The best argument for applying a different rule to the AP is that journalists are different from other phone users. Journalists often depend on sources who will refuse to speak to a reporter if their conversation is not kept confidential. If government can discover who reporters have been speaking to, they will chill sources from providing information to journalists, and the public will ultimately be less well informed about the information they need to participate in a democracy. Most significantly, the First Amendment explicitly protects “the freedom of. . . the press,” so a strong textual argument can be made that activities that are essential to journalism enjoy heightened protection under the Constitution.
This argument, however, is unlikely to be embraced by our current Supreme Court. In Citizens United, the conservative justices did not just authorize corporations to spend unlimited money to influence elections, they also dismissed the idea that “the institutional press has any constitutional privilege beyond that of other speakers.” At least until one of these five justices leaves the bench, a robust interpretation of the First Amendment’s freedom of the press is unlikely.
The Constitution isn’t the beginning and the end of American law, and Justice Department regulations do place some significant restrictions on federal law enforcement’s ability to subpoena telephone records from journalists. Beyond requiring the surveillance of AP to eventually be disclosed to AP, they also typically require actions targeting journalists to be personally approved by the Attorney General.
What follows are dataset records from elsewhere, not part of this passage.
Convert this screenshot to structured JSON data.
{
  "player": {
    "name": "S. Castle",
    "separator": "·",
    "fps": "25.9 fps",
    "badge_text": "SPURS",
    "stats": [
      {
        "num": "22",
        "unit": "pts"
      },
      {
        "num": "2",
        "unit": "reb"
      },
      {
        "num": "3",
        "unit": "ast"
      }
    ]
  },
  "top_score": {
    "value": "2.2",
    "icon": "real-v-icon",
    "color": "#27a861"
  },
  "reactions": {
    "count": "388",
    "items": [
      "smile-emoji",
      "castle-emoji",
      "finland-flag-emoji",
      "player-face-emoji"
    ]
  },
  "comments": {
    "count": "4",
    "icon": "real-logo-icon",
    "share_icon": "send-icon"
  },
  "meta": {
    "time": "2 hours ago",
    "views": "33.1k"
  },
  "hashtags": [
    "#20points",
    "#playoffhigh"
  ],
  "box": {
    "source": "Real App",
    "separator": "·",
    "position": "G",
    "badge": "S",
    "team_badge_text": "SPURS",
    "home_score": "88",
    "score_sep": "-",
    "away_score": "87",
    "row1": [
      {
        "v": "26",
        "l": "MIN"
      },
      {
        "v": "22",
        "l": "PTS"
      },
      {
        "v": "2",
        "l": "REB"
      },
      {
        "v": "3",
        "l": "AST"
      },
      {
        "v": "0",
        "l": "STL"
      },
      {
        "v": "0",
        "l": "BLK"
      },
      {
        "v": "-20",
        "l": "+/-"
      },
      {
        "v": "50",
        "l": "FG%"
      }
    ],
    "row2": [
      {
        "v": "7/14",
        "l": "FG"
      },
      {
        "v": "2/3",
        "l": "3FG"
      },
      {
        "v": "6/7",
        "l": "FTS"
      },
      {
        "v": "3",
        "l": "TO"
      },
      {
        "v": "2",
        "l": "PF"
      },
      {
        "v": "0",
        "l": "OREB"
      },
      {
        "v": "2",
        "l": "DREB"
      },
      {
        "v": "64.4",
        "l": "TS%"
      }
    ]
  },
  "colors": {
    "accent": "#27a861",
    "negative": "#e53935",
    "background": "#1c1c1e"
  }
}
What they do not require, however, is for DOJ investigators to obtain a warrant before they conduct the surveillance at issue here. Placing this decision in the hands of the Attorney General is not nothing — the sheer volume of Eric Holder’s workload prevents him from personally reviewing and approving very many things — but it is also not an independent check on DOJ’s ability to target journalists.
At the moment, there appear to be a bipartisan consensus forming that the current checks on DOJ surveillance are not enough — at least in the media context. The question is whether Congress will actually decide to do something about it, or whether they will default to partisan posturing and reliance on a Supreme Court that shows little interest in protecting journalism.
In this case, the decision to seek AP phone records was made by Deputy Attorney General James Cole. Attorney General Holder recused himself.